Regrettably my own ability to foretell the future peaked in the sixth grade. Dressed in a robe and turban, I walked onstage at the beginning of a class play, introduced myself as “Yogi Safransky,” peered into my crystal ball, and confidently predicted that the audience would love the show we had in store for them. And I was right! Alas I had no clue that the gas-guzzling car my father had just bought, and the millions of others just like it, were actually a bigger threat to future generations than the Soviet army.
So I don’t claim to be prescient. Nor can I debate science with an intellectual giant like Lovelock. But my intuition tells me that it’s premature to throw in the towel; that the future isn’t fixed; that the demons we’ve created and the angels of our better nature are still slugging it out. Sure, the odds are probably against us, but the odds are always against accomplishing anything meaningful, whether it’s saving a marriage or saving the planet. How much do you sacrifice for a dying cause? Maybe nothing; maybe everything. As the Italian revolutionary Antonio Gramsci encouraged: “Pessimism of the intellect, optimism of the will.”
I’m wary of obsessing about global warming to the exclusion of other environmental problems — water pollution, habitat destruction, overpopulation, take your pick — or, for that matter, obsessing about the environment instead of dealing with the myriad social and economic injustices in our midst. Perhaps a hundred years from now humanity will be feasting on the smorgasbord of despair Lovelock has laid out for us. Or perhaps the “most intelligent species” (according to the “most intelligent species”) will actually start to act intelligently; perhaps we’ll curb our enormous appetites and think twice before buying the next gizmo or cutting down the last redwood. Whether Lovelock is right or wrong, however, the challenge of living from one unpredictable moment to the next remains the same. During the height of the Cold War, the spiritual teacher Ram Dass was asked whether the world was facing a nuclear Armageddon or, as some were prophesying, a “new age” of peace and love and deeper awareness. Ram Dass said, “I used to think I should have an opinion on this.

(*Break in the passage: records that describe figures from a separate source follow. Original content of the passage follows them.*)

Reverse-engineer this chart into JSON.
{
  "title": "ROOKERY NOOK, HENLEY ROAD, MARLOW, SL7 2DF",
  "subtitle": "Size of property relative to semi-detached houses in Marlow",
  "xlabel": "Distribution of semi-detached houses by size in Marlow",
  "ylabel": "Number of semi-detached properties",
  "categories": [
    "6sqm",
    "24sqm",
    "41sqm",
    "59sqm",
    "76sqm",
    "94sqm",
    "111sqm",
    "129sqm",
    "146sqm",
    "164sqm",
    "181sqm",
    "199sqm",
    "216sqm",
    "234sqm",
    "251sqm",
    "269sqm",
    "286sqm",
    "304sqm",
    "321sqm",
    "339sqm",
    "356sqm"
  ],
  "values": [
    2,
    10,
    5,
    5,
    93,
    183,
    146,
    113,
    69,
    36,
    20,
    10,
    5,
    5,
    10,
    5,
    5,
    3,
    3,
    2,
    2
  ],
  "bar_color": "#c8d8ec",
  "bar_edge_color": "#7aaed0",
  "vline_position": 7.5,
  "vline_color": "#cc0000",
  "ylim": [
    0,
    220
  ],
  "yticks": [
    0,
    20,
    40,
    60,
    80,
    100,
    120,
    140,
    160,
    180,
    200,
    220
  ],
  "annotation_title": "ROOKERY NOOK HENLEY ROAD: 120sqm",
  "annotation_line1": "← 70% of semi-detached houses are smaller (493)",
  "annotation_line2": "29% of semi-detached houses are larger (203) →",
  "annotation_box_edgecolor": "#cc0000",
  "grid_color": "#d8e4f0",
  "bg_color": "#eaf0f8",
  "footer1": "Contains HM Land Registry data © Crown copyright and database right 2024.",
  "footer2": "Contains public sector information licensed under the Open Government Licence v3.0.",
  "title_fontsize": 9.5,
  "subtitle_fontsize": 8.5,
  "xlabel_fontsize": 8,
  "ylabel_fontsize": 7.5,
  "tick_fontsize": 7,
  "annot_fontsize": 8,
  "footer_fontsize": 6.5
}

But as I examined it, I saw that if it’s going to be Armageddon and we’re going to die, the best thing to do to prepare for it is to quiet my mind, open my heart, and deal with the suffering in front of me. And if it’s going to be the new age, the best thing to do is to quiet my mind, open my heart, and deal with the suffering in front of me.” Is the moral calculus any different today?
You can count on such thoughts to make a man appreciate the mundane pleasures of a Sunday afternoon. I stand still for a moment in my small backyard. Yellow sun, blue sky: mix them together for a splash of green. I take off my glasses, wipe them clean, put them back on, and peer at the exotic life-forms all around me: the sprawling fig tree heavy with fruit; a hummingbird sipping nectar from a tiny red flower; this mysterious world I rarely take time to see, as if I, and this world, had forever.